The study, published today in the journal Nature Communications, describes a new species of vampyropod—the group that includes octopuses and vampire squid—based on a 328-million-year-old fossil with 10 sucker-laden arms.
“This is the first and only known vampyropod to possess 10 functional appendages,” said Christopher Whalen, a postdoctoral researcher in the Museum’s Division of Paleontology and a National Science Foundation postdoctoral fellow in Yale’s Department of Earth & Planetary Sciences, who is the lead author on a study detailing these findings.
Because vampyropods have soft bodies, they do not typically make good fossils. But the new study is based on an exceptionally well-preserved vampire-squid-like fossil from the collections of the Royal Ontario Museum (ROM) that was discovered in what is now Montana and donated to ROM in 1988.
Whalen and coauthor Neil Landman, a curator emeritus in the Museum’s Division of Paleontology, determined that the specimen is a completely new genus and species that dates to about 328 million years old—making it the oldest known vampyropod and extending the fossil record of the group by about 82 million years.
They also describe its 10 arms, two of which appear to have been elongated relative to the others.
“The arm count is one of the defining characteristics separating the 10-armed squid and cuttlefish line (Decabrachia) from the eight-armed octopus and vampire squid line (Vampyropoda). We have long understood that octopuses achieve the eight-arm count through elimination of the two filaments of vampire squid, and that these filaments are vestigial arms,” said Whalen. “However, all previously reported fossil vampyropods preserving the appendages only have 8 arms, so this fossil is arguably the first confirmation of the idea that all cephalopods ancestrally possessed 10 arms.”

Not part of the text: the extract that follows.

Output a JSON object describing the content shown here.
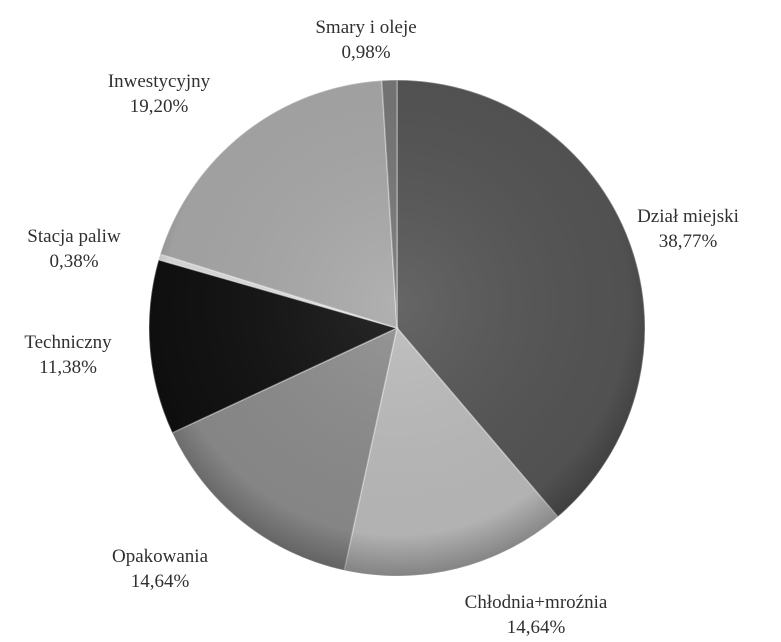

Find out all about cephalopods in this video with Museum conservation biologist Samantha Cheng.
The fossil was given the name Syllipsimopodi bideni. The genus name is derived from the Greek word “syllípsimos” for “prehensile” and “pódi” for “foot”—because this is the oldest known cephalopod to develop suckers, allowing the arms, which are modifications of the molluscan foot, to better grasp prey and other objects.
The species name is to honor the recently inaugurated (at the time of paper submission) 46th President of the United States, Joseph R. Biden.
“Syllipsimopodi may have filled a niche more similar to extant squids, a midlevel aquatic predator,” said Landman. “It is not inconceivable that it might have used its sucker-laden arms to pry small ammonoids out of their shells or ventured more inshore to prey on brachiopods, bivalves, or other shelled marine animals.”